Nous sommes fin mai 1994. Je suis tout heureux car j’ai réussi à obtenir du Professeur Jean-Claude LAFON qu’il intervienne durant deux jours au siège parisien de l’entreprise pour laquelle je travaille. Une petite dizaine d’Audioprothésistes est là pour l’écouter. J’enregistre ses paroles sur cassettes à bande magnétique. Ce que je vous propose en est une retranscription écrite, non in extenso car malheureusement certaines cassettes s’avéreront de mauvaise qualité et donc inaudibles à l’écoute. Je m’en veux encore !
Professeur Jean-Claude LAFON :
« Le deuxième élément, c’est le volume. Quand vous êtes dans une pièce, vous avez des réverbérations qui changent ce qui appartient au timbre, donc les tonalités que vous recevez de la voix que vous recevez (qui sont fonction donc des échos). Le bruit du tonnerre est différent en plaine et en montagne (le son y est répercuté, il va donc changer de tonalité). Le tonnerre donne une image géographique du lieu.

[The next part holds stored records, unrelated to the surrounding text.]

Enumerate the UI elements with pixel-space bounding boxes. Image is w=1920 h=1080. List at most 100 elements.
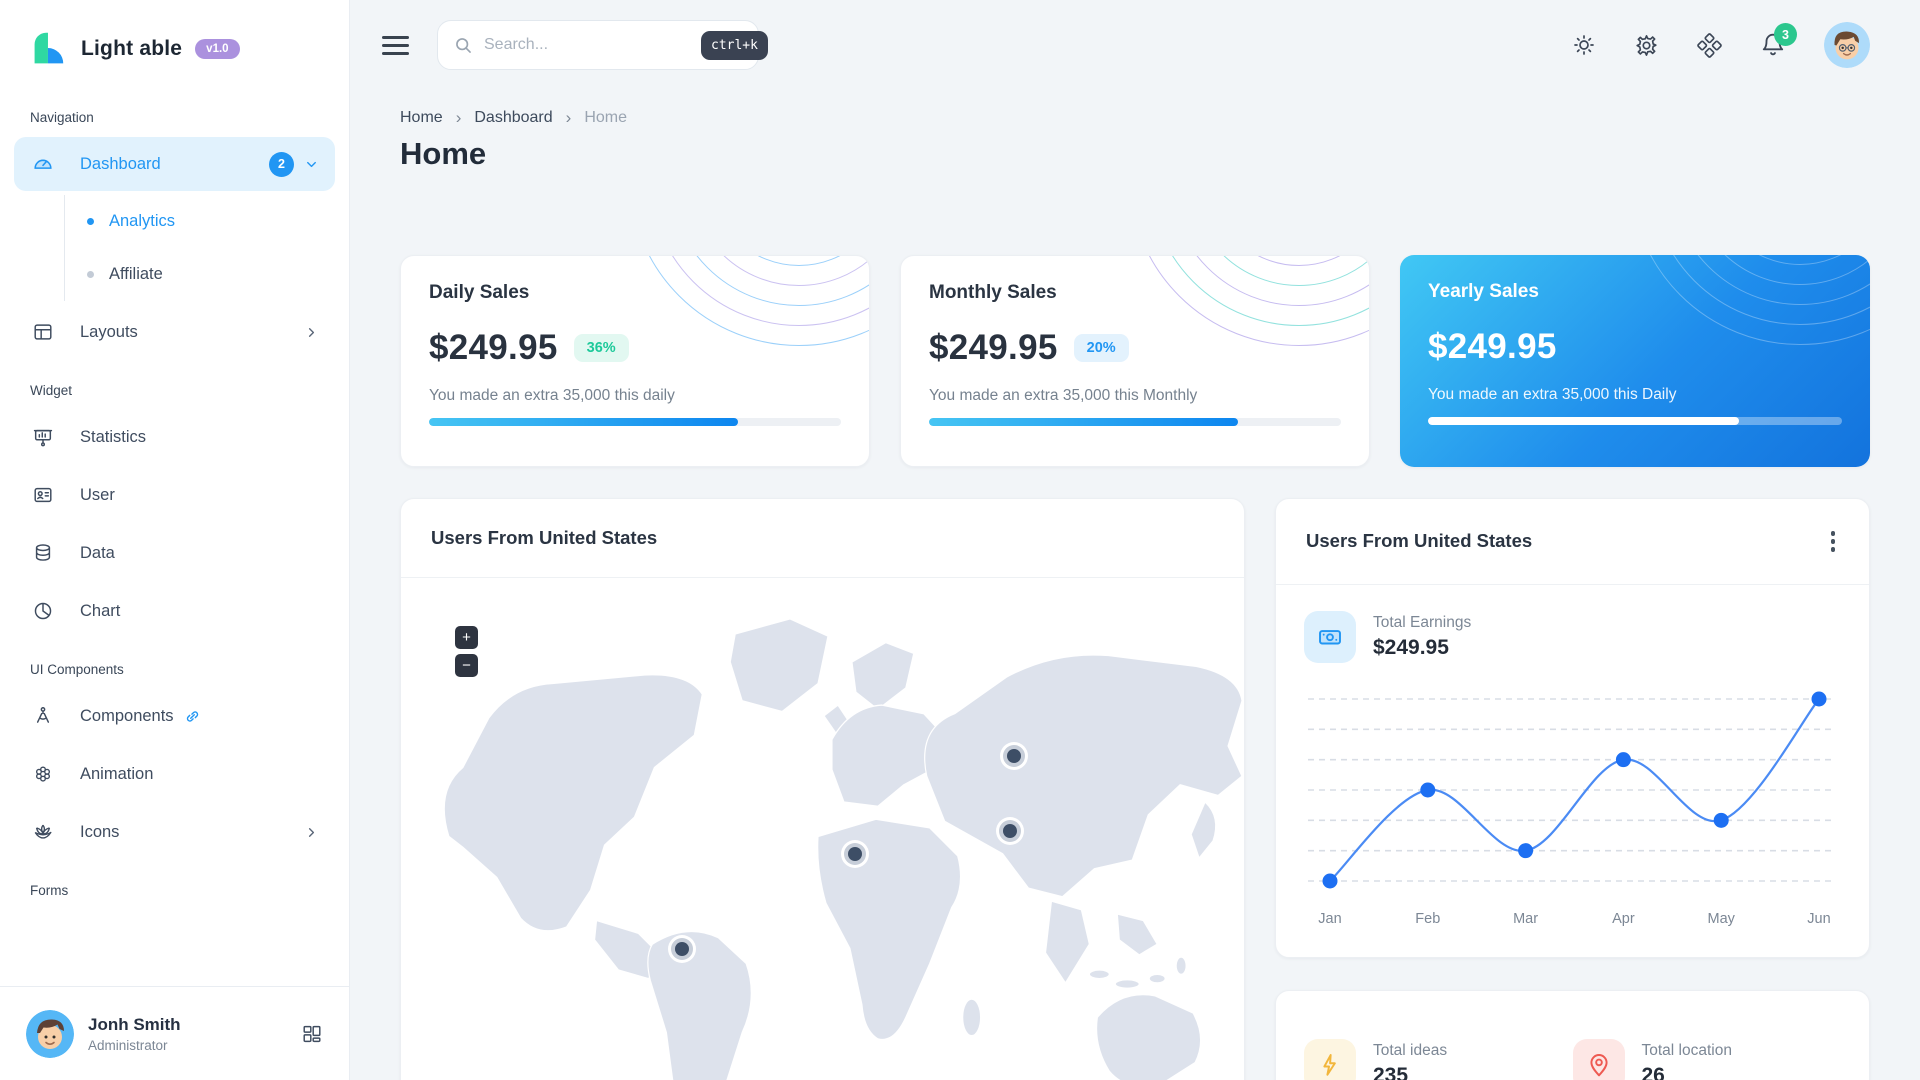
map-pin-icon: [1572, 1039, 1625, 1080]
svg-text:Jan: Jan: [1318, 911, 1341, 927]
lightning-icon: [1304, 1039, 1356, 1080]
theme-sun-icon[interactable]: [1572, 33, 1596, 57]
card-value: $249.95: [1428, 327, 1557, 366]
sidebar-item-label: Statistics: [80, 427, 147, 446]
card-value: $249.95: [429, 328, 558, 367]
card-title: Monthly Sales: [929, 282, 1057, 303]
card-subtitle: You made an extra 35,000 this Monthly: [929, 387, 1198, 404]
sidebar-section-ui-components: UI Components: [30, 662, 124, 677]
earnings-label: Total Earnings: [1373, 613, 1472, 631]
sidebar-item-icons[interactable]: Icons: [14, 805, 335, 859]
progress-track: [429, 418, 841, 426]
user-avatar[interactable]: [1824, 22, 1870, 68]
search-input[interactable]: [484, 36, 691, 54]
card-title: Yearly Sales: [1428, 281, 1539, 302]
search-shortcut-hint: ctrl+k: [701, 30, 768, 60]
stat-value: 235: [1373, 1064, 1409, 1080]
sidebar: Light able v1.0 Navigation Dashboard 2 A…: [0, 0, 350, 1080]
card-title: Daily Sales: [429, 282, 530, 303]
sidebar-item-label: Chart: [80, 601, 121, 620]
sidebar-item-layouts[interactable]: Layouts: [14, 305, 335, 359]
stat-label: Total ideas: [1373, 1042, 1448, 1059]
sidebar-item-statistics[interactable]: Statistics: [14, 410, 335, 464]
breadcrumb-home[interactable]: Home: [400, 109, 443, 126]
breadcrumb-dashboard[interactable]: Dashboard: [474, 109, 553, 126]
profile-avatar: [26, 1009, 74, 1058]
sidebar-item-data[interactable]: Data: [14, 526, 335, 580]
sidebar-item-chart[interactable]: Chart: [14, 584, 335, 638]
notification-count-badge: 3: [1774, 23, 1797, 46]
progress-fill: [429, 418, 738, 426]
map-zoom-out-button[interactable]: −: [455, 654, 478, 677]
card-title: Users From United States: [1306, 530, 1533, 552]
dashboard-subnav: Analytics Affiliate: [64, 195, 335, 301]
earnings-line-chart: Jan Feb Mar Apr May Jun: [1308, 691, 1835, 927]
apps-diamond-icon[interactable]: [1697, 32, 1722, 58]
sidebar-item-label: Layouts: [80, 322, 138, 341]
more-options-icon[interactable]: [1827, 527, 1840, 556]
sidebar-item-label: User: [80, 485, 115, 504]
monthly-sales-card: Monthly Sales $249.95 20% You made an ex…: [900, 255, 1370, 467]
profile-name: Jonh Smith: [88, 1014, 181, 1034]
stat-value: 26: [1641, 1064, 1665, 1080]
progress-fill: [1428, 417, 1739, 425]
earnings-chart-card: Users From United States Total Earnings …: [1275, 498, 1870, 958]
earnings-value: $249.95: [1373, 635, 1449, 659]
map-marker-egypt[interactable]: [847, 846, 862, 861]
map-marker-china[interactable]: [1003, 824, 1018, 839]
layout-icon: [32, 321, 54, 343]
pie-chart-icon: [32, 600, 54, 622]
external-link-icon: [184, 708, 201, 725]
map-zoom-in-button[interactable]: +: [455, 626, 478, 649]
sidebar-item-analytics[interactable]: Analytics: [65, 195, 335, 248]
sidebar-item-label: Analytics: [109, 212, 176, 230]
breadcrumb: Home › Dashboard › Home: [400, 108, 1870, 128]
app-logo-icon: [26, 28, 68, 70]
sidebar-item-user[interactable]: User: [14, 468, 335, 522]
search-icon: [453, 35, 474, 56]
app-name: Light able: [81, 37, 183, 60]
sidebar-item-dashboard[interactable]: Dashboard 2: [14, 137, 335, 191]
card-title: Users From United States: [431, 527, 658, 548]
search-box[interactable]: ctrl+k: [437, 20, 768, 70]
compass-tool-icon: [32, 705, 54, 727]
world-map-card: Users From United States + −: [400, 498, 1245, 1080]
sidebar-item-animation[interactable]: Animation: [14, 747, 335, 801]
world-map-graphic: [443, 618, 1243, 1080]
profile-role: Administrator: [88, 1037, 168, 1053]
map-marker-brazil[interactable]: [674, 942, 689, 957]
breadcrumb-separator-icon: ›: [455, 108, 462, 127]
total-location-stat: Total location 26: [1572, 1019, 1842, 1080]
sales-cards-row: Daily Sales $249.95 36% You made an extr…: [400, 255, 1870, 467]
sidebar-item-affiliate[interactable]: Affiliate: [65, 248, 335, 301]
sidebar-section-navigation: Navigation: [30, 110, 94, 125]
id-card-icon: [32, 484, 54, 506]
progress-track: [929, 418, 1341, 426]
world-map[interactable]: + −: [401, 578, 1244, 1080]
menu-toggle-icon[interactable]: [382, 31, 409, 60]
breadcrumb-separator-icon: ›: [565, 108, 572, 127]
sidebar-profile[interactable]: Jonh Smith Administrator: [0, 986, 349, 1080]
breadcrumb-current: Home: [584, 109, 627, 126]
percent-badge: 20%: [1073, 334, 1129, 362]
card-value: $249.95: [929, 328, 1058, 367]
card-header: Users From United States: [1276, 499, 1869, 585]
daily-sales-card: Daily Sales $249.95 36% You made an extr…: [400, 255, 870, 467]
profile-windows-icon[interactable]: [301, 1023, 323, 1045]
svg-text:Jun: Jun: [1807, 911, 1830, 927]
logo-row[interactable]: Light able v1.0: [0, 0, 349, 90]
database-icon: [32, 542, 54, 564]
bullet-icon: [87, 218, 94, 225]
card-header: Users From United States: [401, 499, 1244, 578]
notifications-bell-icon[interactable]: 3: [1760, 23, 1797, 58]
settings-gear-icon[interactable]: [1634, 33, 1659, 58]
stat-label: Total location: [1641, 1042, 1732, 1059]
map-marker-russia[interactable]: [1006, 748, 1021, 763]
sidebar-item-components[interactable]: Components: [14, 689, 335, 743]
sidebar-section-widget: Widget: [30, 383, 73, 398]
main-area: ctrl+k: [350, 0, 1920, 1080]
sidebar-item-label: Animation: [80, 764, 154, 783]
totals-card: Total ideas 235 Total location 26: [1275, 990, 1870, 1080]
sidebar-item-label: Components: [80, 706, 174, 725]
flower-icon: [32, 763, 54, 785]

Dans une grotte ou une église vous reconnaissez, les yeux fermés, où vous vous trouvez par l’écho qui vous donne la sensation du volume et de la nature des parois. Dans une chambre sourde, beaucoup de personnes sont dépaysées car elles voient les murs qu’elles n’entendent pas. Les parois absorbent donc, n’ont pas de distance acoustique. Il y a donc discordance entre les sensations visuelles et les sensations auditives. La sensation auditive vous dit que vous êtes dans un vide infini, la visuelle vous dit qu’à 1-2 mètres vous avez la paroi. Le sourd est moins gêné
Il existe, en troisième élément, une représentation de l’environnement qui vous permet de situer les éléments réverbérants qui ne se produisent pas : fenêtre et porte ouvertes donnent un « trou » acoustique que l’on repère et situe. Il y a un repérage en 3 dimensions. On finit, avec l’entraînement, à entendre une porte ouverte sur un lieu silencieux. L’aveugle aussi l’entend, il se représente le volume, les distances, la profondeur. Il n’a pas le relief ni la perspective mais avec la distance il peut se déplacer relativement facilement
Les échos gênent dans la compréhension de la parole car ils viennent prolonger la durée des structures phonétiques en les mélangeant aux structures phonétiques qui suivent (église). Le décalage de temps qui fait que vous entendez un doublé de la parole, sa discrimination devient plus complexe
Voilà pour ce qui est du fonctionnement de l’oreille. Ca, c’est une fonction qui est très mal redonnée par les prothèses. Pour un sourd l’univers est plat, essentiellement visuel ayant 2 dimensions ».